Flickr and AWS
When Flickr announced that they were giving everyone a terabyte of space for their photos, I decided to copy mine to the service. Since I have almost 60GB of 32,000 photos, uploading them from my PC would have taken a long time. Since I already had a backup of my photos on AWS S3, I decided to write a distributed app to run on AWS EC2 to copy the photos from S3 to Flickr. Beyond S3 and EC2, this app also makes use of Amazon’s queuing services: SQS. In addition to parallelizing the work, the app takes advantage of the high bandwidth available to EC2 instances. By using this technique, the time it took to upload the files was reduced from days to hours, with the potential for further reduction by running more worker instances.
Step 1: Populate SQS
I wrote a Windows console app using C# and Amazon’s own AWS .NET library. This app queries S3 for the file metadata of all the photos, and fills an SQS queue with one message for each file. The message contains the URL to the file on S3, and a retry counter. I like JSON for the body of message queue messages because it is compact, human-readable, and easy to parse.
Step 2: Drain SQS and Transfer to Flickr
I wrote a second console app using C#, Amazon’s library, and FlickrNet .NET library for using the Flickr API. The idea here is to run multiple instances of this app simultaneously on multiple EC2 virtual machines. Each instance grabs a message from the queue and transfers that file to Flickr. If the transfer fails, the message is put back on the queue with a decremented retry count. If the retry count reaches 0, that file is reported as failed. As a feature of SQS, if the app crashes or the VM dies while processing a message, that message is automatically returned to the queue after some period of time.
Unfortunately, there is no way to directly transfer the file from S3 to Flickr. The file has to make an temporary stop on the machine running the app. So the transfer of a single file consists of downloading the file from S3 to the local file system, and then uploading the file to Flickr. Remember that when the app is running on EC2, the first transfer is AWS to AWS.
Flickr has the notion of a “set,” which is essentially an album. There is no hierarchy to sets. Once the file has been uploaded to Flickr, the app puts it into a set that has a name that reflects the directory name of the original file. A set is created after the first time a photo that should belong to that set is uploaded. I discovered a race condition bug in my app here. Multiple instances of the app created multiple sets with the same name, which is allowed on Flickr. This bug was made more frequent by the fact that the files were sorted by full path and filename when they entered the queue. I had to write another simple app later to merge duplicate Flickr sets. If I were to do it again, I would manage putting photos into sets serially after all the files where finished uploaded. All the information needed to create the set is already encoded in the name of the photo on Flickr, so at this point, I wouldn’t need any of the original metadata from S3. If I had needed the metadata, I would have created another queue, and created a single worker to service that queue sequentially to avoid the race condition.

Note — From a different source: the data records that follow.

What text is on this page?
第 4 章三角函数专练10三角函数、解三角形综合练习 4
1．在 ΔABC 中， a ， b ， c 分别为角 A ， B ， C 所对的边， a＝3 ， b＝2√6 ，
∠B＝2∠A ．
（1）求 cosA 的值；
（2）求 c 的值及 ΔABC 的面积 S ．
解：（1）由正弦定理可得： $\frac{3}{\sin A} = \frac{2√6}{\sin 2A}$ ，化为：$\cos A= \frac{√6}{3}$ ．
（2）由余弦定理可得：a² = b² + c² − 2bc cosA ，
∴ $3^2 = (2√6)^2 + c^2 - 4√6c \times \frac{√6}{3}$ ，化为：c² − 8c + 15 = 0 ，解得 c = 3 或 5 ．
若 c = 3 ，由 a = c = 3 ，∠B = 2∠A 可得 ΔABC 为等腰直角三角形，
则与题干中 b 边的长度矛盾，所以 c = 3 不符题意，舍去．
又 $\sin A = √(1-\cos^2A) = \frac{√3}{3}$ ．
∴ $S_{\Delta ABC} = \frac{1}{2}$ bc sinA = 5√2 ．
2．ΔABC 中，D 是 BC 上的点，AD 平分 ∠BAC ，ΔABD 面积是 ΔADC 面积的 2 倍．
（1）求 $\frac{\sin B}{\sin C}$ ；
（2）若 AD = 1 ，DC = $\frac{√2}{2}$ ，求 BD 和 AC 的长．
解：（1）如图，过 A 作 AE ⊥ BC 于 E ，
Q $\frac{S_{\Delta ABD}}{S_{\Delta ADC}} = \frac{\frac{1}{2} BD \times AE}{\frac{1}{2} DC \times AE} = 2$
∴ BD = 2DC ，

Step 3: Deploy to EC2 and Let It Rip
During the development, I could run everything on my local machine. Access to SQS and S3 is no problem (it’s just HTTP,) and I could test and debug as needed. In theory, I could get the job done by letting a single instance run for a long time on my local machine. When the app was ready, I prepared an EC2 instance using a standard Windows Server AMI. I customized this to run the Step 2 app on startup. Then I saved this image, and launched ten EC2 (micro) instances of it. The apps did their work, and in a few hours, the queue was empty and all the files were on Flickr. More instances would have completed the job ever faster.
Why not Azure?
Why did I use AWS instead of Azure for this? Because I already had the files on S3. It would have been just as easy to use Azure queues and Azure VMs. If the files were on Azure blob storage instead, I would have. In fact, you can mix and match these services. I could have run the Step 2 app on Azure VMs unmodified. Or I could have run some instances on EC2 and some on Azure simultaneously. Or I could have used Azure queues instead of SQS, and run the app on either EC2 or Azure VMs.
I have since written more code to keep the Flickr photos in sync with my local photos, which I consider the master set. AWS does not come into the picture with that app: I’m only uploading new and changed files, so there would be no benefit. If I ever have a catastrophic systems failure and I lose the photos from both the local file system and S3, I can restore from Flickr. The files on Flickr are bit-for-bit copies of the originals, and I can rebuild the local directory structure from the names of the files or the names of the sets.
The app was a success: it did its work reliably and quickly, and now all my photos are on Flickr. It was easy, and C# is perfect for this sort of thing. There was no real urgency for me to move the photos to the service, so this was mostly a fun exercise. However, if there had been a deadline, or if the size of the data set was significantly larger, this might have become more than an exercise. The cool part is the scalability: the time to complete the work is proportional to the number of instances you spin up. I now have a proven, easy approach for the next time I need to solve a problem like this.
I really like AWS. The services are well thought-out and the APIs are easy to understand and use. It is affordable to play with. This isn’t my first distributed app using the services, but it is the most rewarding because of the tangible results.
I also like Flickr. It has been getting some bad press since its recent redesign, but I enjoy using it to view my photos, and you can’t complain about the amount of free storage. The Windows Phone Flickr app needs some work, but the iOS version is pretty good. It’s great to have access to every single photo I own from a mobile device without taking up local storage. I can’t view them while the phone is disconnected, but that is not a hardship.
This technique will work equally well to quickly transfer files between any two cloud storage providers. You just need to swap out calls to the Flickr API with calls to your target cloud provider. If you abstract away the details of the provider, the swap should be pretty easy.